Com os Estados Unidos, Merkel ainda espera melhorar relações, com a nova administração Biden. Mas não será simples. Washington se opõe não apenas à tributação das suas high-techs, mas também ao gasoduto Nord Stream 2, acordado entre a Alemanha e a Rússia, e que deve levar gás russo à União Europeia, segundo o Süddeutsche Zeitung. A Alemanha é também contrária a tentativa dos EUA de criar um D10 (uma espécie de “grupo de dez democracias”, no linguajar imperialista, que deveriam se opor à burocracia autocrática de Pequim). Boris Johnson, primeiro ministro britânico, ficou encarregado de levar adiante no Forum a ideia, que já “faz água”.

Os atritos da Europa com a China seguem fortes, e não menos por parte do imperialismo alemão, que não quer saber de ver suas empresas estratégicas, como a KUKA, compradas por Pequim. Mas as incursões da China no Velho Continente são notáveis, e contam com especial apoio de países como Hungria, Polônia, Eslovênia e outra dezena de nações do Leste europeu, aliados estreitos do governo chinês e beneficiários da diplomacia da vacina de Xi Jinping.

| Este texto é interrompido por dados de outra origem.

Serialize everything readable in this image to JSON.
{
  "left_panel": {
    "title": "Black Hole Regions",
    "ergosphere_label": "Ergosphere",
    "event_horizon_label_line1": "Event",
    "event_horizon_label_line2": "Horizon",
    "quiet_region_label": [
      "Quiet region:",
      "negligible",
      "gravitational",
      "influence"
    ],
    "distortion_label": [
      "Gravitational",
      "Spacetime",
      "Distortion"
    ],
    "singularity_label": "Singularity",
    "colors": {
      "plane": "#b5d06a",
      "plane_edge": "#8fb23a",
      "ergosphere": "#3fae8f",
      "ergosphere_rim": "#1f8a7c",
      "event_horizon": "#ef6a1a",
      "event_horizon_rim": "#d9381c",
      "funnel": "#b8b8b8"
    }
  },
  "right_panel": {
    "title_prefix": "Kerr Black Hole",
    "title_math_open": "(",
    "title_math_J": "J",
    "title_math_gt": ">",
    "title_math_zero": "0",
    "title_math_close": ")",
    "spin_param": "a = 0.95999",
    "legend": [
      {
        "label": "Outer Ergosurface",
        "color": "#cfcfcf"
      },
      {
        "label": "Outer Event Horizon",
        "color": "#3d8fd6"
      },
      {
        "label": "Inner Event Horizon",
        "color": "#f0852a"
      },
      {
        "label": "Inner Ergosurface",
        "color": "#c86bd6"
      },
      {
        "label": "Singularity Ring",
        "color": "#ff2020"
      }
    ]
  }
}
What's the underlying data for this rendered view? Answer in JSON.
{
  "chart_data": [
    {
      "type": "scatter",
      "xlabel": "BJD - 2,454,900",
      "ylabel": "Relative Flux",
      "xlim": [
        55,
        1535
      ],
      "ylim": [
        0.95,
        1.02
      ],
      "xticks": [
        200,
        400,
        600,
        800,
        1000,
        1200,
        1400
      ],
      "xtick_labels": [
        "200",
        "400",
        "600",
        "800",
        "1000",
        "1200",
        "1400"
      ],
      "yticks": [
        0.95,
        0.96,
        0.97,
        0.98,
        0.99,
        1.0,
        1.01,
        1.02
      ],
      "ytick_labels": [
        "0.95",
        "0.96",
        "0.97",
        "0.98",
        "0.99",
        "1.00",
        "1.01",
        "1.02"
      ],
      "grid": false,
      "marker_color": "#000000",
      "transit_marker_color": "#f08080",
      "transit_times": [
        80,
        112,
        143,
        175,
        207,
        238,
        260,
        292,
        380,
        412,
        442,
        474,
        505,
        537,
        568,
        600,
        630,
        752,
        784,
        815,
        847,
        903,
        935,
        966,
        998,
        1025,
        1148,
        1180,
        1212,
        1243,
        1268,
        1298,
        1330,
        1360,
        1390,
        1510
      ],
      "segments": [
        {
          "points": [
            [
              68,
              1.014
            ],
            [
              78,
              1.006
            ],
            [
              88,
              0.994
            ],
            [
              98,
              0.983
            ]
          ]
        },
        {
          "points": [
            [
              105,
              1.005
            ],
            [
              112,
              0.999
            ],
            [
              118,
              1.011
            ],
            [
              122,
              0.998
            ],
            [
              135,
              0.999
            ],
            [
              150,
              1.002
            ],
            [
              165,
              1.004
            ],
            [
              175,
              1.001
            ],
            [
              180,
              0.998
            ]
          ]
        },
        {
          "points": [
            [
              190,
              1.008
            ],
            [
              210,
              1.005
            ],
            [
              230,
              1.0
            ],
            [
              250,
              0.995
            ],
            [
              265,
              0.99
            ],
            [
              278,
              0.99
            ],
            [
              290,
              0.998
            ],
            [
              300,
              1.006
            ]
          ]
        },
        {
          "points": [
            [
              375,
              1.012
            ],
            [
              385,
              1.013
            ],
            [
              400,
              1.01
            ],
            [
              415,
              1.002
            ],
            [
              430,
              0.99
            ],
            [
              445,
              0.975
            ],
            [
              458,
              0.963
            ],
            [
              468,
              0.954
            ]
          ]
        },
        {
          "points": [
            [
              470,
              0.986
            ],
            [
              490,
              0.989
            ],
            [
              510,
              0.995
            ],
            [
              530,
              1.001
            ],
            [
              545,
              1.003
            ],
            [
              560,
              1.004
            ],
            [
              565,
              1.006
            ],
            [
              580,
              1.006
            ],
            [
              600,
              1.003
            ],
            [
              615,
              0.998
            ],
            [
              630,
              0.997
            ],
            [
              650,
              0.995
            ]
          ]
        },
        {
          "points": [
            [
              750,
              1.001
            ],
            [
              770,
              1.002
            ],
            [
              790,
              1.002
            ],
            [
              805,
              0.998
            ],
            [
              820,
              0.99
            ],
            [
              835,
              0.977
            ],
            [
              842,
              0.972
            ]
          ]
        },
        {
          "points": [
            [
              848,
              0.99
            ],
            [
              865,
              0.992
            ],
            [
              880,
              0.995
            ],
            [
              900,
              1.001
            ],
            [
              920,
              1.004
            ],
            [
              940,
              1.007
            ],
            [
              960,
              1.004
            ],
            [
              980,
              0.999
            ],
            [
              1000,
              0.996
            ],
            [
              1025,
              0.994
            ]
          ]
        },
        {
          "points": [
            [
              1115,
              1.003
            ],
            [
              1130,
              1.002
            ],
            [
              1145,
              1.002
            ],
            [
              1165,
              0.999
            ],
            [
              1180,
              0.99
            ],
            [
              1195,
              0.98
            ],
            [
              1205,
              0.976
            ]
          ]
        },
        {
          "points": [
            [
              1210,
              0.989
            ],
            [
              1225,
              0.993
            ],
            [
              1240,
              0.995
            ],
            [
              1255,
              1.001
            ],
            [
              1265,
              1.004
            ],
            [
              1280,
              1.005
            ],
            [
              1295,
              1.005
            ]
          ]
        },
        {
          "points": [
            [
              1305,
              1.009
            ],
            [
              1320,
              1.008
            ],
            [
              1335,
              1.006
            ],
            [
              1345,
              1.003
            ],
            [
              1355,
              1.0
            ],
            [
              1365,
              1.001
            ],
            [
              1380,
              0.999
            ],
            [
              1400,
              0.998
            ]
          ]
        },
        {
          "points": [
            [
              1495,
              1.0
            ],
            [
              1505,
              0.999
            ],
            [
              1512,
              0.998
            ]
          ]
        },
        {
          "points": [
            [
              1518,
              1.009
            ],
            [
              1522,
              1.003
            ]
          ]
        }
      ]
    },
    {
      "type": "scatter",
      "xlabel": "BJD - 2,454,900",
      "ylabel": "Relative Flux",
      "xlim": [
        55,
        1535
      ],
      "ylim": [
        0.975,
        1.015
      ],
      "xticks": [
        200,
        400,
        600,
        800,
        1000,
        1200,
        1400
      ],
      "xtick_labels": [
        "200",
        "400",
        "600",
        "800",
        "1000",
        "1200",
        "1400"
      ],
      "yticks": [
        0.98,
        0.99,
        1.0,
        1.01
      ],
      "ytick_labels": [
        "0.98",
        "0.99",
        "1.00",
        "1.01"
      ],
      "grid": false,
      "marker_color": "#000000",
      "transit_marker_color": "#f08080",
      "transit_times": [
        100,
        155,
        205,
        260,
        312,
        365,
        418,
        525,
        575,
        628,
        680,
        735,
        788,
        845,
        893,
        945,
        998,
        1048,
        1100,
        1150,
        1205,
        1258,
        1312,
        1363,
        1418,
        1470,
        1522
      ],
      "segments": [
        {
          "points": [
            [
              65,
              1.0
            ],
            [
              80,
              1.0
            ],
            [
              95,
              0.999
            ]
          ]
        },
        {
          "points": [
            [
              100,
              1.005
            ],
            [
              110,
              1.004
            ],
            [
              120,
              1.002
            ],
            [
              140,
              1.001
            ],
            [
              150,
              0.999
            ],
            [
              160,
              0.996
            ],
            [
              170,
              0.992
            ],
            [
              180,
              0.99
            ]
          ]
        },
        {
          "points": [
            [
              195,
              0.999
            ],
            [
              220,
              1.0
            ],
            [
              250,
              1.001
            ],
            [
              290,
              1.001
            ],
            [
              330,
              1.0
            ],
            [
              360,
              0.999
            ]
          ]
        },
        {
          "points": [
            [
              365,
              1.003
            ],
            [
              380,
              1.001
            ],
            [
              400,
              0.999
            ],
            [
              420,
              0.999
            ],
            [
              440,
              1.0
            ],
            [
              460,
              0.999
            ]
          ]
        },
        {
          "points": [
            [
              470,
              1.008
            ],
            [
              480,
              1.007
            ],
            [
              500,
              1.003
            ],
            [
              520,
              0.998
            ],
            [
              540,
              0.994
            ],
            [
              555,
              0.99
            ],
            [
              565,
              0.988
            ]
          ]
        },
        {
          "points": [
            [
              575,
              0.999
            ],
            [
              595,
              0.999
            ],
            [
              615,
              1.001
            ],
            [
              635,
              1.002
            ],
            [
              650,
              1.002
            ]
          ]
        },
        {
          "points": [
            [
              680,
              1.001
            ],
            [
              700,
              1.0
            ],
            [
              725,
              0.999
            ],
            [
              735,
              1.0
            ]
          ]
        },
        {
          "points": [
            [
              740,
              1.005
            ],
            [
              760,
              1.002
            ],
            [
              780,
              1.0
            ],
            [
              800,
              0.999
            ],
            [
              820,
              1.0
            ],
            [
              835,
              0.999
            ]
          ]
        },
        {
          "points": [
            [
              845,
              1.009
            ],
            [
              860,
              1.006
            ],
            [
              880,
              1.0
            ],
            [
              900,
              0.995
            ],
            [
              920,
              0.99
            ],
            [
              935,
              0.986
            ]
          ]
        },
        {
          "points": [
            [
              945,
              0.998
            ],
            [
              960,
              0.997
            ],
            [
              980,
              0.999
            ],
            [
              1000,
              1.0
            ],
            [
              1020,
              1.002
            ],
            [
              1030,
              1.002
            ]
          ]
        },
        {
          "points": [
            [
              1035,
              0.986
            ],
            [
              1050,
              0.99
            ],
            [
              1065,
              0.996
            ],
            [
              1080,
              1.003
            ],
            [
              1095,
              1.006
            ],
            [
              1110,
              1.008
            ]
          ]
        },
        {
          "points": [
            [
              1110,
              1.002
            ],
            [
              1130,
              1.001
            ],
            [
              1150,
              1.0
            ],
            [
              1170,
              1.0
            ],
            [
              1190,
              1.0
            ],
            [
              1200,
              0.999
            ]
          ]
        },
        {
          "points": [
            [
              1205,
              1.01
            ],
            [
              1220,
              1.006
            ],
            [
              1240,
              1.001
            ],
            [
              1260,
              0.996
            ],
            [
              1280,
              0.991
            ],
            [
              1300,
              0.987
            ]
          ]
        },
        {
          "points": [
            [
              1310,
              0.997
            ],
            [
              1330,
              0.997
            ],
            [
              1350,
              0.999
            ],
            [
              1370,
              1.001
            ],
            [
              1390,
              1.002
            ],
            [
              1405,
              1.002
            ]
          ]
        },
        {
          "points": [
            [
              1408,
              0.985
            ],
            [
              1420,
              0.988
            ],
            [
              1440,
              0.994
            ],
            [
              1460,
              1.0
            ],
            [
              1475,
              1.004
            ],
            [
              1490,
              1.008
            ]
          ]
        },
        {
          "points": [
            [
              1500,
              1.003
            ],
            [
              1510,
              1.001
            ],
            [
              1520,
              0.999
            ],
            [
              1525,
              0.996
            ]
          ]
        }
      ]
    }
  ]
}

No intranscendente cenário de Davos, portanto, há coisas interessantes. Como na obra cinematográfica de Borensztein, vai sendo difícil se livrar da presença da China nas disputas internacionais. Os Estados Unidos viu que precisará trabalhar para remanejar aliados para sua estratégia de contenção da China. A Alemanha quer atuar como “árbitro sensato”, fazendo gestos a Pequim, sem esquecer que é a segunda potência imperialista do mundo e não poderá repetir a postura “indiferente” ao avanço chinês, no ocaso da era Merkel. Ambos os países esperam que Xi possa esmagar a luta de classes na China – assim como fez em Hong Kong, com apoio das multinacionais alemãs e estadunidenses – é a grande esperança do imperialismo mundial - e do próprio governo chinês, que se vê acossado por greves operárias contra o desemprego e os atrasos salariais em meio à pandemia -, ao mesmo tempo em que busca segurar o ritmo de desenvolvimento do dragão asiático. Japão e França seguem tocando o segundo violino, e a Inglaterra nem isso mais.

Abaixo de todos, a conclusão inquietante que ninguém se atreveu a reconhecer: a impossibilidade de que o mundo retorne à etapa pré-Trump.